Prop 1 crumbles: Lawmakers start work on ‘Plan B’

Posted at 10:27 PM, May 06, 2015
and last updated 2015-05-06 22:27:33-04

MICHIGAN -- With Proposal 1 hitting a giant pothole Tuesday night, the attention now turns to building an alternative plan.

Prop 1 crumbled at the polls, rejected  by a whopping 4 to 1 margin, the worst loss for a ballot measure since the current state constitution was adopted in the 1960s. The plan, if approved, would have removed the sales tax from motor fuels, increased the motor fuel tax, and replaced the lost sale tax revenue by increasing the state sales tax to 7 percent. That would have raised more than $1.2 billion for roads.

On Wednesday, House Speaker Kevin Cotter, R-Mt. Pleasant, promised an alternative would be ready in days, not weeks.

Cotter said he would like to stick to four foundational pillars as the road conversation continues: fair taxes, using existing dollars, better prioritizing road funding, and ensuring quality work.

"I don’t think any member can now tell you that they don’t know where their constituents stand on this, because we’ve been in the districts and having the conversations," Cotter told reporters on Wednesday in Lansing.

"I think we can get this done in short order. Sure, it’ll require some multitasking with the budgets before us, but we’re certainly capable of that.”

A plan from Cotter would also prioritize finding money elsewhere in the budget instead of raising taxes.

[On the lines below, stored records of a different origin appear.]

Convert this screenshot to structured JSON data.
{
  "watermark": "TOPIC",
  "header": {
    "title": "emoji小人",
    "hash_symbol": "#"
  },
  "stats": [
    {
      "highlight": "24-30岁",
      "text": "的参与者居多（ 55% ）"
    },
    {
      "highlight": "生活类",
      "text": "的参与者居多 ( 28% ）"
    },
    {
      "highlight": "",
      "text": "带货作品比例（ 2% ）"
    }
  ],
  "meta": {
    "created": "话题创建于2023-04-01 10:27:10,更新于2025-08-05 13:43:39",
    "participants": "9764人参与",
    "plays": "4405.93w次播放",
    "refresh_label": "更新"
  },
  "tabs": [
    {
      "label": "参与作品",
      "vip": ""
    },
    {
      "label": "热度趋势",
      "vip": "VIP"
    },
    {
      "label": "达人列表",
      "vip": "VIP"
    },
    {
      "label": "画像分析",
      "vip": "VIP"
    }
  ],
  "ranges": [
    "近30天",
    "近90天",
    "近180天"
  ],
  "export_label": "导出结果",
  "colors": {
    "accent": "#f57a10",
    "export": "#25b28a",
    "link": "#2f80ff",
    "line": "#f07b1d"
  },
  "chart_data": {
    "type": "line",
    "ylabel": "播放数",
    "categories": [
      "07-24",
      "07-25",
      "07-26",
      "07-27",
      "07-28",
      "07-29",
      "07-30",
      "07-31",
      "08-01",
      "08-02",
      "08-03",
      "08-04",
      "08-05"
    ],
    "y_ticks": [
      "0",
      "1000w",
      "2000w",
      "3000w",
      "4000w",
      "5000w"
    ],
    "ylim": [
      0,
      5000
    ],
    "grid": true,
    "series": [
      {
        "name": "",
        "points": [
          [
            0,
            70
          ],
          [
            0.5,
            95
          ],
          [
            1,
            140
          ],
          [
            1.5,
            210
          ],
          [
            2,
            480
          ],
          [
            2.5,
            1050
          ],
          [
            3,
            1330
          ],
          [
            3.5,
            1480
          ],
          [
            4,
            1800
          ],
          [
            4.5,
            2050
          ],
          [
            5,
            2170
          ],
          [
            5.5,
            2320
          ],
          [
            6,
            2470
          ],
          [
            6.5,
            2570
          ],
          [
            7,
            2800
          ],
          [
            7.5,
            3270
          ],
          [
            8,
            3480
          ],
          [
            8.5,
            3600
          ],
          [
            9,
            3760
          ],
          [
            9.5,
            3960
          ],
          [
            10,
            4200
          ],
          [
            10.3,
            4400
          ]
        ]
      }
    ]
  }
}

Both Democratic and Republican leadership expressed interest in being open to working during the legislative summer break.

“No more Band-Aid solutions," Rep. Tim Greimel, D-Aurburn Hills, said Wednesday. "Future solutions must be long-term and not waste taxpayers resources on gimmicks.”

While any specifics for an alternative plan remain unclear, Gov. Snyder hinted on Wednesday that he'd be more likely to support something similar to the plan introduced in the Senate last year that would have restructured the tax formula on gas. "That had a lot of positive elements, and that’s something we can build off," he told reporters in Holland Wednesday.

"I think there are viable choices out there. It’s just a question of gaining support from all three parts of government.”